A car with constant tangential acceleration At=0.80m/s2 along a horizontol surface circumscribing a circle of radius R = 40m. The co-efficient of friction between the wheels of the car and the surface is u = 0.20. What distance will the car move without sliding if its initial velocty is zero ?

To determine the distance a car will move without sliding when it has a constant tangential acceleration, we need to consider the forces acting on the car, particularly the frictional force that prevents it from sliding. Let's break this down step by step.

Understanding the Forces at Play

When a car accelerates along a circular path, two main forces are involved: the tangential force due to acceleration and the centripetal force required to keep the car moving in a circle. The frictional force between the tires and the road provides both of these forces.

Frictional Force Calculation

The maximum frictional force that can act on the car is given by:

• F_friction = u * N

Where:

• u is the coefficient of friction (0.20 in this case).
• N is the normal force, which equals the weight of the car (mg) on a horizontal surface.

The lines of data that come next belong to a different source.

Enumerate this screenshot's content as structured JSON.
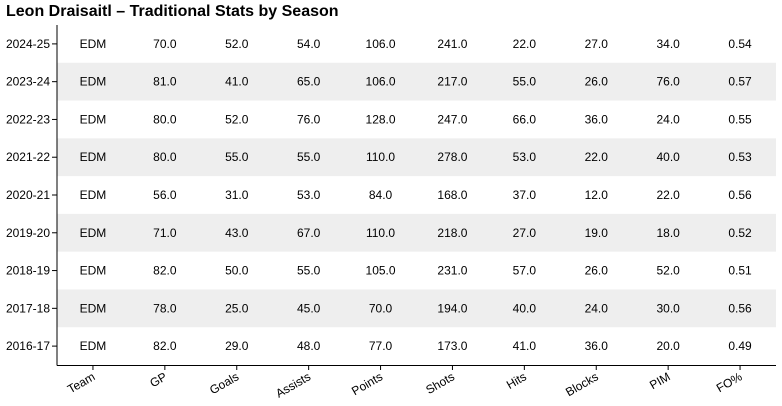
{
  "chart_data": {
    "type": "table",
    "title": "Leon Draisaitl – Traditional Stats by Season",
    "columns": [
      "Team",
      "GP",
      "Goals",
      "Assists",
      "Points",
      "Shots",
      "Hits",
      "Blocks",
      "PIM",
      "FO%"
    ],
    "rows": [
      {
        "season": "2024-25",
        "values": [
          "EDM",
          "70.0",
          "52.0",
          "54.0",
          "106.0",
          "241.0",
          "22.0",
          "27.0",
          "34.0",
          "0.54"
        ]
      },
      {
        "season": "2023-24",
        "values": [
          "EDM",
          "81.0",
          "41.0",
          "65.0",
          "106.0",
          "217.0",
          "55.0",
          "26.0",
          "76.0",
          "0.57"
        ]
      },
      {
        "season": "2022-23",
        "values": [
          "EDM",
          "80.0",
          "52.0",
          "76.0",
          "128.0",
          "247.0",
          "66.0",
          "36.0",
          "24.0",
          "0.55"
        ]
      },
      {
        "season": "2021-22",
        "values": [
          "EDM",
          "80.0",
          "55.0",
          "55.0",
          "110.0",
          "278.0",
          "53.0",
          "22.0",
          "40.0",
          "0.53"
        ]
      },
      {
        "season": "2020-21",
        "values": [
          "EDM",
          "56.0",
          "31.0",
          "53.0",
          "84.0",
          "168.0",
          "37.0",
          "12.0",
          "22.0",
          "0.56"
        ]
      },
      {
        "season": "2019-20",
        "values": [
          "EDM",
          "71.0",
          "43.0",
          "67.0",
          "110.0",
          "218.0",
          "27.0",
          "19.0",
          "18.0",
          "0.52"
        ]
      },
      {
        "season": "2018-19",
        "values": [
          "EDM",
          "82.0",
          "50.0",
          "55.0",
          "105.0",
          "231.0",
          "57.0",
          "26.0",
          "52.0",
          "0.51"
        ]
      },
      {
        "season": "2017-18",
        "values": [
          "EDM",
          "78.0",
          "25.0",
          "45.0",
          "70.0",
          "194.0",
          "40.0",
          "24.0",
          "30.0",
          "0.56"
        ]
      },
      {
        "season": "2016-17",
        "values": [
          "EDM",
          "82.0",
          "29.0",
          "48.0",
          "77.0",
          "173.0",
          "41.0",
          "36.0",
          "20.0",
          "0.49"
        ]
      }
    ],
    "colors": {
      "stripe": "#eeeeee",
      "background": "#ffffff",
      "axis": "#000000"
    }
  }
}
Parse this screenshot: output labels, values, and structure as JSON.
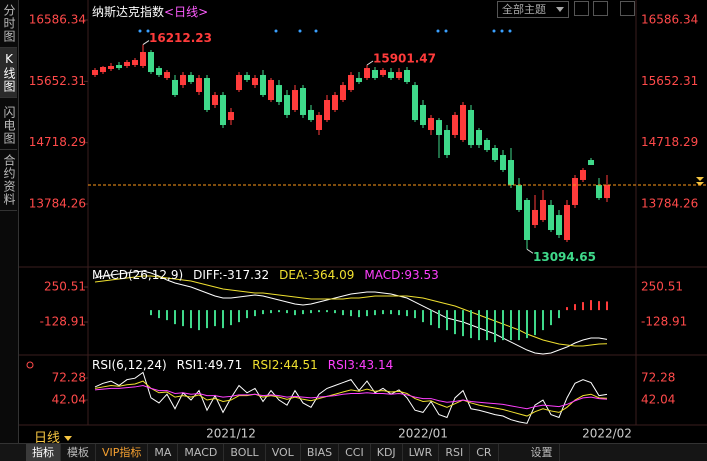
{
  "header": {
    "title": "纳斯达克指数",
    "period": "<日线>",
    "theme": "全部主题"
  },
  "sidebar": [
    "分时图",
    "K线图",
    "闪电图",
    "合约资料"
  ],
  "period_selector": "日线",
  "toolbar": [
    "指标",
    "模板",
    "VIP指标",
    "MA",
    "MACD",
    "BOLL",
    "VOL",
    "BIAS",
    "CCI",
    "KDJ",
    "LWR",
    "RSI",
    "CR",
    "设置"
  ],
  "chart_data": [
    {
      "type": "candlestick",
      "categories": [
        null,
        null,
        null,
        null,
        null,
        null,
        null,
        null,
        null,
        null,
        null,
        null,
        null,
        null,
        null,
        null,
        null,
        "2021/12",
        null,
        null,
        null,
        null,
        null,
        null,
        null,
        null,
        null,
        null,
        null,
        null,
        null,
        null,
        null,
        null,
        null,
        null,
        null,
        null,
        null,
        null,
        null,
        "2022/01",
        null,
        null,
        null,
        null,
        null,
        null,
        null,
        null,
        null,
        null,
        null,
        null,
        null,
        null,
        null,
        null,
        null,
        null,
        null,
        null,
        null,
        null,
        "2022/02"
      ],
      "open": [
        15749,
        15794,
        15840,
        15901,
        15886,
        15901,
        15886,
        16099,
        15855,
        15703,
        15673,
        15596,
        15749,
        15490,
        15703,
        15292,
        15444,
        15063,
        15520,
        15749,
        15596,
        15749,
        15368,
        15596,
        15444,
        15216,
        15551,
        15216,
        14911,
        15063,
        15216,
        15368,
        15520,
        15703,
        15703,
        15825,
        15749,
        15794,
        15703,
        15825,
        15596,
        15292,
        14911,
        15063,
        14911,
        14835,
        14759,
        15216,
        14911,
        14759,
        14637,
        14530,
        14454,
        14073,
        13845,
        13464,
        13540,
        13769,
        13616,
        13236,
        13769,
        14150,
        14454,
        14073,
        13875
      ],
      "high": [
        15855,
        15886,
        15931,
        15947,
        15977,
        16008,
        16212.23,
        16129,
        15886,
        15825,
        15749,
        15794,
        15794,
        15749,
        15749,
        15490,
        15490,
        15246,
        15794,
        15794,
        15749,
        15825,
        15703,
        15673,
        15520,
        15596,
        15596,
        15292,
        15185,
        15444,
        15490,
        15642,
        15794,
        15794,
        15901.47,
        15871,
        15855,
        15855,
        15855,
        15871,
        15642,
        15368,
        15140,
        15094,
        14987,
        15185,
        15338,
        15292,
        14941,
        14789,
        14682,
        14606,
        14637,
        14180,
        13875,
        13921,
        13997,
        13845,
        13693,
        13845,
        14226,
        14332,
        14485,
        14180,
        14226
      ],
      "low": [
        15718,
        15764,
        15810,
        15825,
        15855,
        15871,
        15855,
        15764,
        15718,
        15673,
        15414,
        15551,
        15612,
        15444,
        15185,
        15246,
        14941,
        14987,
        15490,
        15642,
        15551,
        15414,
        15338,
        15292,
        15094,
        15185,
        15094,
        15033,
        14835,
        15033,
        15185,
        15338,
        15490,
        15612,
        15673,
        15673,
        15718,
        15673,
        15673,
        15612,
        15033,
        14941,
        14835,
        14485,
        14485,
        14789,
        14728,
        14637,
        14637,
        14576,
        14424,
        14271,
        14028,
        13662,
        13094.65,
        13418,
        13510,
        13358,
        13266,
        13205,
        13723,
        14119,
        14378,
        13845,
        13815
      ],
      "close": [
        15825,
        15871,
        15886,
        15855,
        15947,
        15977,
        16099,
        15794,
        15749,
        15794,
        15444,
        15749,
        15642,
        15703,
        15216,
        15444,
        14987,
        15185,
        15749,
        15673,
        15703,
        15444,
        15673,
        15338,
        15140,
        15520,
        15140,
        15063,
        15140,
        15368,
        15444,
        15596,
        15749,
        15642,
        15855,
        15703,
        15825,
        15703,
        15794,
        15642,
        15063,
        14987,
        15094,
        14835,
        14530,
        15140,
        15292,
        14682,
        14682,
        14606,
        14454,
        14302,
        14073,
        13693,
        13236,
        13693,
        13845,
        13388,
        13312,
        13769,
        14180,
        14302,
        14378,
        13875,
        14073
      ],
      "up_color": "#ff3b3b",
      "down_color": "#3fd98a",
      "ylim": [
        12855,
        16815
      ],
      "yticks": [
        13784.26,
        14718.29,
        15652.31,
        16586.34
      ],
      "annotations": [
        {
          "x": 6,
          "y": 16212.23
        },
        {
          "x": 34,
          "y": 15901.47
        },
        {
          "x": 54,
          "y": 13094.65
        }
      ],
      "last_price_line": true,
      "last_price_color": "#ff9a1a"
    },
    {
      "type": "macd",
      "title": "MACD(26,12,9)",
      "series": [
        {
          "name": "DIFF:",
          "color": "#ffffff",
          "mark": "line",
          "values": [
            348.1,
            369.7,
            380.6,
            391.4,
            402.3,
            413.1,
            423.9,
            402.3,
            369.7,
            326.4,
            293.9,
            272.2,
            250.5,
            218.0,
            185.5,
            152.9,
            131.3,
            131.3,
            142.1,
            152.9,
            163.8,
            152.9,
            131.3,
            109.6,
            87.9,
            66.2,
            55.4,
            66.2,
            87.9,
            109.6,
            131.3,
            152.9,
            174.6,
            185.5,
            196.3,
            196.3,
            185.5,
            174.6,
            152.9,
            131.3,
            87.9,
            44.5,
            1.2,
            -42.2,
            -85.5,
            -107.2,
            -128.9,
            -161.4,
            -194.0,
            -226.5,
            -259.0,
            -302.4,
            -345.8,
            -389.1,
            -432.4,
            -464.9,
            -475.8,
            -464.9,
            -432.4,
            -400.0,
            -356.6,
            -324.1,
            -302.4,
            -302.4,
            -317.32
          ]
        },
        {
          "name": "DEA:",
          "color": "#f0e030",
          "mark": "line",
          "values": [
            304.7,
            315.5,
            326.4,
            337.2,
            348.1,
            358.9,
            369.7,
            369.7,
            358.9,
            348.1,
            337.2,
            326.4,
            315.5,
            293.9,
            272.2,
            250.5,
            228.8,
            218.0,
            207.1,
            196.3,
            185.5,
            185.5,
            174.6,
            163.8,
            152.9,
            142.1,
            131.3,
            120.4,
            120.4,
            120.4,
            120.4,
            120.4,
            131.3,
            131.3,
            142.1,
            152.9,
            152.9,
            152.9,
            152.9,
            152.9,
            142.1,
            131.3,
            109.6,
            87.9,
            66.2,
            44.5,
            12.0,
            -20.5,
            -53.0,
            -85.5,
            -118.1,
            -150.6,
            -183.1,
            -215.6,
            -259.0,
            -291.5,
            -324.1,
            -345.8,
            -367.4,
            -378.3,
            -389.1,
            -389.1,
            -378.3,
            -367.4,
            -364.09
          ]
        },
        {
          "name": "MACD:",
          "color": "#ff40ff",
          "mark": "bar",
          "values": [
            0,
            0,
            0,
            0,
            0,
            0,
            0,
            -54.2,
            -86.7,
            -108.4,
            -151.8,
            -173.4,
            -195.1,
            -216.8,
            -195.1,
            -173.4,
            -195.1,
            -162.6,
            -130.1,
            -86.7,
            -65.0,
            -43.4,
            -32.5,
            -21.7,
            -32.5,
            -54.2,
            -43.4,
            -32.5,
            -21.7,
            -21.7,
            -32.5,
            -54.2,
            -65.0,
            -75.9,
            -65.0,
            -54.2,
            -43.4,
            -43.4,
            -54.2,
            -65.0,
            -86.7,
            -130.1,
            -162.6,
            -195.1,
            -216.8,
            -260.2,
            -281.8,
            -303.5,
            -325.2,
            -325.2,
            -346.9,
            -325.2,
            -325.2,
            -325.2,
            -303.5,
            -271.0,
            -216.8,
            -162.6,
            -86.7,
            32.5,
            65.0,
            86.7,
            108.4,
            97.6,
            93.53
          ]
        }
      ],
      "up_color": "#ff3b3b",
      "down_color": "#3fd98a",
      "ylim": [
        -519,
        435
      ],
      "yticks": [
        -128.91,
        250.51
      ]
    },
    {
      "type": "line",
      "title": "RSI(6,12,24)",
      "series": [
        {
          "name": "RSI1:",
          "color": "#ffffff",
          "values": [
            60,
            65,
            68,
            62,
            70,
            72,
            80,
            45,
            38,
            50,
            30,
            52,
            42,
            55,
            28,
            48,
            25,
            45,
            62,
            52,
            58,
            40,
            55,
            42,
            35,
            55,
            38,
            32,
            50,
            58,
            62,
            66,
            70,
            55,
            68,
            52,
            58,
            50,
            56,
            45,
            28,
            25,
            40,
            22,
            18,
            45,
            55,
            30,
            28,
            25,
            22,
            20,
            15,
            12,
            10,
            35,
            42,
            22,
            18,
            45,
            65,
            70,
            66,
            48,
            49.71
          ]
        },
        {
          "name": "RSI2:",
          "color": "#f0e030",
          "values": [
            58,
            60,
            62,
            61,
            63,
            64,
            68,
            58,
            52,
            53,
            46,
            48,
            46,
            49,
            42,
            44,
            40,
            42,
            48,
            48,
            50,
            46,
            48,
            46,
            43,
            46,
            43,
            41,
            44,
            47,
            50,
            53,
            56,
            54,
            57,
            54,
            55,
            53,
            54,
            51,
            44,
            40,
            41,
            36,
            32,
            37,
            42,
            38,
            35,
            33,
            31,
            29,
            26,
            23,
            20,
            26,
            30,
            27,
            25,
            32,
            42,
            48,
            50,
            45,
            44.51
          ]
        },
        {
          "name": "RSI3:",
          "color": "#ff40ff",
          "values": [
            56,
            57,
            58,
            58,
            59,
            60,
            62,
            58,
            55,
            55,
            51,
            52,
            50,
            51,
            48,
            48,
            46,
            47,
            49,
            49,
            50,
            48,
            49,
            48,
            46,
            47,
            46,
            45,
            46,
            47,
            48,
            50,
            51,
            51,
            52,
            51,
            51,
            50,
            51,
            49,
            46,
            44,
            44,
            41,
            39,
            40,
            42,
            40,
            39,
            38,
            37,
            36,
            34,
            32,
            30,
            33,
            35,
            34,
            33,
            36,
            41,
            45,
            46,
            44,
            43.14
          ]
        }
      ],
      "ylim": [
        -1.94,
        94.27
      ],
      "yticks": [
        42.04,
        72.28
      ]
    }
  ]
}
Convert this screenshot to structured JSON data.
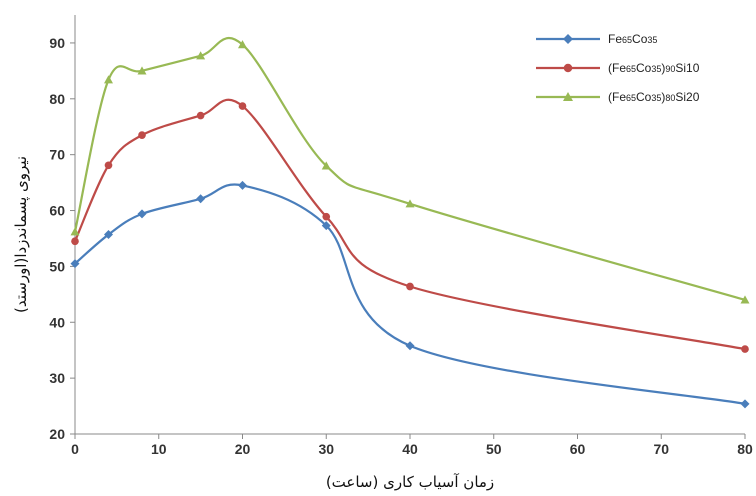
{
  "chart_data": {
    "type": "line",
    "xlabel": "زمان آسیاب کاری (ساعت)",
    "ylabel": "نیروی پسماندزدا(اورستد)",
    "xlim": [
      0,
      80
    ],
    "ylim": [
      20,
      95
    ],
    "x_ticks": [
      "0",
      "10",
      "20",
      "30",
      "40",
      "50",
      "60",
      "70",
      "80"
    ],
    "y_ticks": [
      "20",
      "30",
      "40",
      "50",
      "60",
      "70",
      "80",
      "90"
    ],
    "grid": false,
    "legend_position": "top-right",
    "series": [
      {
        "name": "Fe65Co35",
        "legend": {
          "base": "Fe",
          "s1": "65",
          "mid": "Co",
          "s2": "35",
          "end": "",
          "s3": "",
          "tail": ""
        },
        "color": "#4a7ebb",
        "marker": "diamond",
        "x": [
          0,
          4,
          8,
          15,
          20,
          30,
          40,
          80
        ],
        "y": [
          50.5,
          55.7,
          59.4,
          62.1,
          64.5,
          57.3,
          35.8,
          25.4
        ]
      },
      {
        "name": "(Fe65Co35)90Si10",
        "legend": {
          "base": "(Fe",
          "s1": "65",
          "mid": "Co",
          "s2": "35",
          "end": ")",
          "s3": "90",
          "tail": "Si10"
        },
        "color": "#be4b48",
        "marker": "circle",
        "x": [
          0,
          4,
          8,
          15,
          20,
          30,
          40,
          80
        ],
        "y": [
          54.5,
          68.1,
          73.5,
          77.0,
          78.7,
          58.9,
          46.4,
          35.2
        ]
      },
      {
        "name": "(Fe65Co35)80Si20",
        "legend": {
          "base": "(Fe",
          "s1": "65",
          "mid": "Co",
          "s2": "35",
          "end": ")",
          "s3": "80",
          "tail": "Si20"
        },
        "color": "#98b954",
        "marker": "triangle",
        "x": [
          0,
          4,
          8,
          15,
          20,
          30,
          40,
          80
        ],
        "y": [
          56.2,
          83.4,
          85.0,
          87.7,
          89.7,
          68.0,
          61.2,
          44.0
        ]
      }
    ]
  }
}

Assuming the mass of the car is m, the normal force is:

• N = mg

Thus, the maximum frictional force becomes:

• F_friction = u * mg = 0.20 * mg

Centripetal Force Requirement

The centripetal force required to keep the car moving in a circle is given by:

• F_centripetal = (mv^2) / R

Where v is the velocity of the car and R is the radius of the circle (40 m). For the car to move without sliding, the frictional force must be equal to or greater than the centripetal force:

• F_friction ≥ F_centripetal
• 0.20 * mg ≥ (mv^2) / R

We can cancel m from both sides (assuming the mass is not zero):

• 0.20g ≥ v^2 / R

Rearranging gives us:

• v^2 ≤ 0.20gR

Finding the Maximum Velocity

Substituting the values for g (approximately 9.81 m/s²) and R (40 m):

• v^2 ≤ 0.20 * 9.81 * 40
• v^2 ≤ 78.48
• v ≤ √78.48 ≈ 8.85 m/s

Distance Calculation with Constant Acceleration

Now that we have the maximum velocity, we can find out how far the car can travel while accelerating at A_t = 0.80 m/s² until it reaches this velocity. Using the kinematic equation:

• v^2 = u^2 + 2a s

Where:

• v is the final velocity (8.85 m/s),
• u is the initial velocity (0 m/s),
• a is the acceleration (0.80 m/s²),
• s is the distance traveled.

Substituting the known values:

• (8.85)^2 = 0 + 2 * 0.80 * s

This simplifies to:

• 78.22 = 1.6s

Solving for s gives:

• s = 78.22 / 1.6 ≈ 48.89 m

Final Thoughts

The car will move approximately 48.89 meters without sliding before it reaches the maximum velocity allowed by the frictional force. This distance ensures that the car maintains traction while navigating the circular path.